Fellow E6 member Julian Koster opened up the Olivia Tremor Control's Toronto show with his Music Tapes project. Accompanied on stage by a few band members and his famous gadgets like the Mechanized Organ Playing Tower and the conspicuous 7 Foot Tall Metronome, Music Tapes were the ideal appetizer. Stacking harmonies with an array of instruments ranging from various horns to his "singing saw" and the banjo that never left his side, Koster put on a spectacle, to say the least.
Also a touring member of the Olivia Tremor Control, Koster reappeared on stage with the headliners. With a rather modest looking set-up, OTC in the flesh didn't look as if they arrived with their fun-trick-noisemakers in tow. But once they got underway, the music revealed itself to be almost every bit as layered and whimsical as their recordings.
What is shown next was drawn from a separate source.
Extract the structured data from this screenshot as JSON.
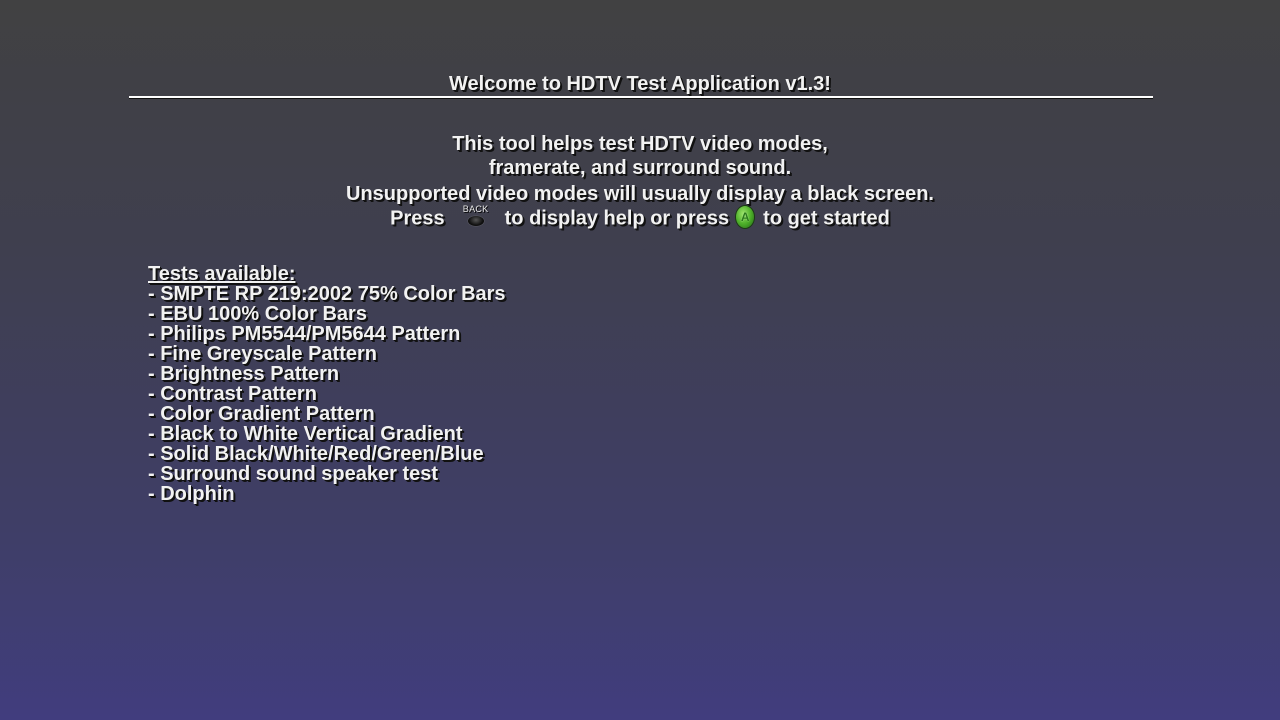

Bill Doss and Will Cullen Hart alternated on vocals just as the band did with selections from both Dusk at Cubist Castle and Black Foliage. Doss, the more melodic of the two vocalists (see "Jumping Fences"), seemed to win out with his songs, as Hart got lost in the mix at times. But they managed to nail most of the harmonies on songs like "A New Day," "A Peculiar Noise Called Train Director" and the brand new three-part track "The Game You Play Is in Your Head." Saving single "The Opera House" for the encore, OTC took the opportunity to let loose and sacrifice their harmonies for an impenetrable wall of noise.
Reunited bands often look old and tired or in need of one more rehearsal; the Olivia Tremor Control looked a bit seasoned in appearance only, playing more like they never took that decade off. As such, the new album they're working on promises to be one of 2012's most anticipated releases.